I was most interested in the strong ideas slaves held about proper burial. Many believed that if you were not buried, you were forced to stay amongst the living in some way. You could not enter into any kind of restful afterlife if you remained unburied and did not have a funeral. In some ways, this isn’t so different from our own culture: American funerals today are often about telling stories about the dead as a way of honoring them, of remembering their good parts and quirks. I thought that if I wrote about a group of slaves, it would be a way of honoring them, of honoring their lives, however dismal. My characters were not to be buried correctly by fellow slaves; they were to be “buried” or “sent off” by me, in poems.
I continued to research about slavery and then stopped after a while because what I discovered as I read deeper and deeper into the history of slavery was simply unbearable. I began to look at everyone I passed on the street, imagining us as we might have been during slavery: that person would be a master, that person would be a slave; who would I be as a light-skinned “mulatto”? Those kinds of questions began to trouble me a great deal. I started to really distrust white people, for example, an especially bothersome feeling as I am half white. To continue writing, I had to stop researching. I felt I knew enough about what had happened during the history of slavery for my poems to continue to come from an authentic place.

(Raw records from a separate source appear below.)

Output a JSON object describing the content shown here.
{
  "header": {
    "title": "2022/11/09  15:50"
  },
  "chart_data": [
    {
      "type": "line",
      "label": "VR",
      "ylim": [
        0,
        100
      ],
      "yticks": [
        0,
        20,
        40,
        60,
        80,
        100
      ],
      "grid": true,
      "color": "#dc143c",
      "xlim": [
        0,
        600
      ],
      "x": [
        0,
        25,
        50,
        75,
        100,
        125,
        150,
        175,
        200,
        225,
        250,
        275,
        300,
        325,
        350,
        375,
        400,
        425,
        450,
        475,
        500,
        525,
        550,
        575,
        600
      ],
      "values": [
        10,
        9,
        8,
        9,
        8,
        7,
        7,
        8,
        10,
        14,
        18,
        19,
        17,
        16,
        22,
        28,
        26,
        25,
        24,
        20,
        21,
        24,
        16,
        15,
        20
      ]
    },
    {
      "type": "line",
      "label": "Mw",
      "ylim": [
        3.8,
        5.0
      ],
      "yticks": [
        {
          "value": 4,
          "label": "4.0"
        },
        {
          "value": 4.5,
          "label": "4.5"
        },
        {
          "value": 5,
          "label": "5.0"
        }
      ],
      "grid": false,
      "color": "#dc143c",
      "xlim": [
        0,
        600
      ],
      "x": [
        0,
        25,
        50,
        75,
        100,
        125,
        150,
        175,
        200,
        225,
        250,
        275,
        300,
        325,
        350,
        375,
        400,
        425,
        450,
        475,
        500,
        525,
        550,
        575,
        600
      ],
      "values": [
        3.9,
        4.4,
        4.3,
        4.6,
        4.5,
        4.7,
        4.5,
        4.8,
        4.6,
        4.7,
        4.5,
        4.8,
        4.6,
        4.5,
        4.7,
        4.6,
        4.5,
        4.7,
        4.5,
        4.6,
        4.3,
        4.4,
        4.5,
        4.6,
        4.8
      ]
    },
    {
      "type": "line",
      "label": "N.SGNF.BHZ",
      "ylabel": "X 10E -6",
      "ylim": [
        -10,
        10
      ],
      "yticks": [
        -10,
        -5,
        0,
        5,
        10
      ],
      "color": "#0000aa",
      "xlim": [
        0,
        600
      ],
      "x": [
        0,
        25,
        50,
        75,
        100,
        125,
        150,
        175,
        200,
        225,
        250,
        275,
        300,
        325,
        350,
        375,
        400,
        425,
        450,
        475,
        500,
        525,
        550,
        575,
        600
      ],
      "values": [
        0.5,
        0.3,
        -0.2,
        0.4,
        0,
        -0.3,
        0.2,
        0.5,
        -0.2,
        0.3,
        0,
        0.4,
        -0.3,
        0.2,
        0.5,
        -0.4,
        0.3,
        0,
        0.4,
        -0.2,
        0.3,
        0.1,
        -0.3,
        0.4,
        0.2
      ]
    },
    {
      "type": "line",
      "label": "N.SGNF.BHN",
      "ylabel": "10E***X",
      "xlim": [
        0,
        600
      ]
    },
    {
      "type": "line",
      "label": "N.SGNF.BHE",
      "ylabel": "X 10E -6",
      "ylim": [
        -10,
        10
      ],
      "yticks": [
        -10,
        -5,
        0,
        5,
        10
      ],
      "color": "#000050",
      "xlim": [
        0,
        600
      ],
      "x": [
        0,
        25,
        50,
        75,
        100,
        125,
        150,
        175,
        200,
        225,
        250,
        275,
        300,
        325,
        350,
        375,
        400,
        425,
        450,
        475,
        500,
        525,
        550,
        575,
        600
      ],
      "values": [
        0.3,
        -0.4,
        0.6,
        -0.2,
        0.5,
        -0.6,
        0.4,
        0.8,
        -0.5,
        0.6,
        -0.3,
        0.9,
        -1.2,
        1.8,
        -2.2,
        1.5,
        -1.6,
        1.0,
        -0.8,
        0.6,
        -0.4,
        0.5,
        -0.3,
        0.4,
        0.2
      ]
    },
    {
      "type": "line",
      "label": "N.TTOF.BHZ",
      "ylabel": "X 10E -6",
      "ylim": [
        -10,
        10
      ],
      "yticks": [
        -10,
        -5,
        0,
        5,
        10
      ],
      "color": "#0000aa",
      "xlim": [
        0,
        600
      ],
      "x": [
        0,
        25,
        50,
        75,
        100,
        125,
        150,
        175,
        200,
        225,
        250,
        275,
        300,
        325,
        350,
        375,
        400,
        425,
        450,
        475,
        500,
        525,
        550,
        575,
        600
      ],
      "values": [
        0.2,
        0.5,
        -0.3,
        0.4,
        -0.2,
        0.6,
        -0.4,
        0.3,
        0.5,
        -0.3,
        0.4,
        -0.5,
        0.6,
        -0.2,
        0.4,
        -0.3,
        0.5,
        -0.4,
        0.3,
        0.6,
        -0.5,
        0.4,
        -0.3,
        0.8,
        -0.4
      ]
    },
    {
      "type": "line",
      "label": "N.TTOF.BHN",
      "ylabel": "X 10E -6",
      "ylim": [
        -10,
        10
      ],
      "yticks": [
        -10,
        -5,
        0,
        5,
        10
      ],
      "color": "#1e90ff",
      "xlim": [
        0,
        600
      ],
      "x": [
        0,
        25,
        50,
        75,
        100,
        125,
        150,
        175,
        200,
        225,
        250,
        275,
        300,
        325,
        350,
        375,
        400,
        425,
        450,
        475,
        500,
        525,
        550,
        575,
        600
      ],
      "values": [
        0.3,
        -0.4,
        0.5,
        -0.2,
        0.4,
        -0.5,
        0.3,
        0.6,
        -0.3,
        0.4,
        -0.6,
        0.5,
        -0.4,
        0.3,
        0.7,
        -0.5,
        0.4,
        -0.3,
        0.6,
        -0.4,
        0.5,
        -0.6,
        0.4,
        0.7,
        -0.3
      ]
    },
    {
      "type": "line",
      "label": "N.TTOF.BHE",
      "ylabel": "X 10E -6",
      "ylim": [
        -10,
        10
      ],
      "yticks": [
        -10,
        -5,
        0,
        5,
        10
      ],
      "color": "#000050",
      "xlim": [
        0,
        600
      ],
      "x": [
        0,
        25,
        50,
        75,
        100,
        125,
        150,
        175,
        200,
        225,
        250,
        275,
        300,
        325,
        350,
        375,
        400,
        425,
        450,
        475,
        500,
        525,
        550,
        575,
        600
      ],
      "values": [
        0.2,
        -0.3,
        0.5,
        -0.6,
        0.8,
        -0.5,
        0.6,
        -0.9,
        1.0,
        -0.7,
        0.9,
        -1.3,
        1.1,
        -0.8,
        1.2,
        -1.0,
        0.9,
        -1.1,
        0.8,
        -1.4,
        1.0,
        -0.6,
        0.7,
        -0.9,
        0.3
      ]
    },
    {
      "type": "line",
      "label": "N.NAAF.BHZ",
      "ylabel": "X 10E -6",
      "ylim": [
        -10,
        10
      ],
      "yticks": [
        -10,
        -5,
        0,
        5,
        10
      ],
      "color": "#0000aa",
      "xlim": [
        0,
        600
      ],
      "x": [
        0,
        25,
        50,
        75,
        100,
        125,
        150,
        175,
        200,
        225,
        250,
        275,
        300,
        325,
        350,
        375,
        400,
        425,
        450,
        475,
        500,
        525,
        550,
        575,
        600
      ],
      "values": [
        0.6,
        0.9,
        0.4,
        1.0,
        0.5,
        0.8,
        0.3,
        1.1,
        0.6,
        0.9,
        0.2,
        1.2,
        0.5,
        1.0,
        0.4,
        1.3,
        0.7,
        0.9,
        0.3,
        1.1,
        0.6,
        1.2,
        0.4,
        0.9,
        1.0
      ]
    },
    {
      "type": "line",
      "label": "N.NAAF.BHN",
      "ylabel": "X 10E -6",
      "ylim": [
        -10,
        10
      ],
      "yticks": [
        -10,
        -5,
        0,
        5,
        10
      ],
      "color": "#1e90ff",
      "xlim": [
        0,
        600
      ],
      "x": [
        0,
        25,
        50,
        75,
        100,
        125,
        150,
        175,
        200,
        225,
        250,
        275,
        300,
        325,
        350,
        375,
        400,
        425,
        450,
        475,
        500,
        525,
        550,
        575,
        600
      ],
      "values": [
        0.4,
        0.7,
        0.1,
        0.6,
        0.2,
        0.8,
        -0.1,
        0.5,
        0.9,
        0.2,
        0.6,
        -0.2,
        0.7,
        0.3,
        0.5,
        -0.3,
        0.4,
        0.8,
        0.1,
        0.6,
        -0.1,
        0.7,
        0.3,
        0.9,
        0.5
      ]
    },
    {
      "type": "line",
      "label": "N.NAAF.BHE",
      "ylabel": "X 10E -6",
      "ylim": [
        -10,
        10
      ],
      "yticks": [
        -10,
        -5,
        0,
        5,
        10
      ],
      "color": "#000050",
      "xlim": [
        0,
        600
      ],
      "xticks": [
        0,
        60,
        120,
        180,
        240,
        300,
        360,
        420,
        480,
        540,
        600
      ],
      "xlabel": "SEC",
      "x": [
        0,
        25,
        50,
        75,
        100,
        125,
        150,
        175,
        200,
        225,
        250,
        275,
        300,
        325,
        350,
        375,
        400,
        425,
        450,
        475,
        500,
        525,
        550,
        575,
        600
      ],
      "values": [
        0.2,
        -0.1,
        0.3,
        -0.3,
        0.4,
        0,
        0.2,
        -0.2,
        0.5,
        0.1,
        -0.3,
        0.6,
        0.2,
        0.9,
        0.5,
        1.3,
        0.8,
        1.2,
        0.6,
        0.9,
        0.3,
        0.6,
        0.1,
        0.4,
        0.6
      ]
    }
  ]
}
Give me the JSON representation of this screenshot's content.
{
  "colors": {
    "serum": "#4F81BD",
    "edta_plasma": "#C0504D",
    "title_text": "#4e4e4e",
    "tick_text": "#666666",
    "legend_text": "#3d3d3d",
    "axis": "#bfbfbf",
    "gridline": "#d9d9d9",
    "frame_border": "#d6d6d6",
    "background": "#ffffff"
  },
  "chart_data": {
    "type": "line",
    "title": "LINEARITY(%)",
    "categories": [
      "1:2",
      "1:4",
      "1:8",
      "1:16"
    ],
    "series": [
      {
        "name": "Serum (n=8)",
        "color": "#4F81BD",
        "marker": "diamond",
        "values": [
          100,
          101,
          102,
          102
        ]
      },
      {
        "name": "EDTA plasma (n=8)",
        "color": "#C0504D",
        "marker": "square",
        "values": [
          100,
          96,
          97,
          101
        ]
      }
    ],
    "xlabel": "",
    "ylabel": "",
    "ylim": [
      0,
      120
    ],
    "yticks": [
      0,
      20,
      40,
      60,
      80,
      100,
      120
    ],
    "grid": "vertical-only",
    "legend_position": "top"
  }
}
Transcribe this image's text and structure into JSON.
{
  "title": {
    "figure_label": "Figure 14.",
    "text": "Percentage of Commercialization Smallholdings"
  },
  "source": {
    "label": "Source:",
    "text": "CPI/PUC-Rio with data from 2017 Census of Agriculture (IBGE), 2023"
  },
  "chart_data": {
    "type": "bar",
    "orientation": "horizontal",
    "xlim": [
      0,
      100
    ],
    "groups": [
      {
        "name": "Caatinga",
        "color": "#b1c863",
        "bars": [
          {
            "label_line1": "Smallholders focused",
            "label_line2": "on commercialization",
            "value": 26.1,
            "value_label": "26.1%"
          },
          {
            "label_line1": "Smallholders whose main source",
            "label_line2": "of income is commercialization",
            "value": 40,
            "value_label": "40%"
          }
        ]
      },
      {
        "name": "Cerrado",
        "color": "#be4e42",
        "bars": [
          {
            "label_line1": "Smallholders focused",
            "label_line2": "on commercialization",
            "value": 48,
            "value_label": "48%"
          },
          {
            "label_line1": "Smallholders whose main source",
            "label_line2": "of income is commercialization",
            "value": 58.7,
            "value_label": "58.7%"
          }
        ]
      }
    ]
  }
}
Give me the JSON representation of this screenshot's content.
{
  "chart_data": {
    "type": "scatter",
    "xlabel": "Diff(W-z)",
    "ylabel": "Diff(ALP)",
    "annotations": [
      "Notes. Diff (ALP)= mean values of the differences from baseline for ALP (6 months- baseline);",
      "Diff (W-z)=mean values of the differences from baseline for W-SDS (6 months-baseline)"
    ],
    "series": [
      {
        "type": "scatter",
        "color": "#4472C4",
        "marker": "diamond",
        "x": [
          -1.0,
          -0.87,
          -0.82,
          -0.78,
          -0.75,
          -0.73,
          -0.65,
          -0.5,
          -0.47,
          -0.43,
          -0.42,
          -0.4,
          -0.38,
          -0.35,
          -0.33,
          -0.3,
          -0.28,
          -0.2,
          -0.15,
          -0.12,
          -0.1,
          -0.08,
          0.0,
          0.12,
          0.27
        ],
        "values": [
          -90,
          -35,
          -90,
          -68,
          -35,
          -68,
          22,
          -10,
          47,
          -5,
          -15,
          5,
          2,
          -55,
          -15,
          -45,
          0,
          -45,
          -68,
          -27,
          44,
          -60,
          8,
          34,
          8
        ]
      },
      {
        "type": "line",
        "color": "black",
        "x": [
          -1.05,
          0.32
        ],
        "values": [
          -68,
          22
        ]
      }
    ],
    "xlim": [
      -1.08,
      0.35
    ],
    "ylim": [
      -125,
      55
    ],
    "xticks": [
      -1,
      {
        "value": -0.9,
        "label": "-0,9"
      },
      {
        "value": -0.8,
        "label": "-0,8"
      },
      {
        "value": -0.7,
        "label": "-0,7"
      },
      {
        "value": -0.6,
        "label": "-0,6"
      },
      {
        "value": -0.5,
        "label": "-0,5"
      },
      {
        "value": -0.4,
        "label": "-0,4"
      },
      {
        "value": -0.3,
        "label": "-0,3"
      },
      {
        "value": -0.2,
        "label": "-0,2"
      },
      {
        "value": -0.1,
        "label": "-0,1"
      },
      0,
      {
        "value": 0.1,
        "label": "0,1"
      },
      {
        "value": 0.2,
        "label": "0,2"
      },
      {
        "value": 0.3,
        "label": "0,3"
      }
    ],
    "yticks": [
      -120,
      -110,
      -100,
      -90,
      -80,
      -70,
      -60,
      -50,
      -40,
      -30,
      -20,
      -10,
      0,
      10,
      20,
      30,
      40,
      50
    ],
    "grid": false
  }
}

I had wanted to ask my father about his great-grandmother, a former slave. When I was a child, the only thing my father ever said about her was that she was very violent, very mean. My mother advised me against asking about my great-great-grandmother—and I heeded her advice. About a week later, I had a dream in which a group of slaves was standing at my kitchen window, looking in. I felt certain that those dream slaves were real, and they were asking me, however silently, to write about them so that they could have their peace and rest. I also felt certain that the slaves I was writing about were somehow related to me, and that I would discover my ancestors by writing about them. I trusted these people would come to me via writing the poems, and they did. I determined that as someone who is half African American, I hold the experience of slavery somewhere in my unconscious mind. I also decided that if I focused only on writing about it, my hand would unearth whatever was hidden in my internal historical memory. Sometimes, I think I was Clea, the main voice that arose in this project, that I am just a continuation of her life, and that I wrote her story from personal experience, a personal experience that was uncovered by my difficult foray into research about slavery.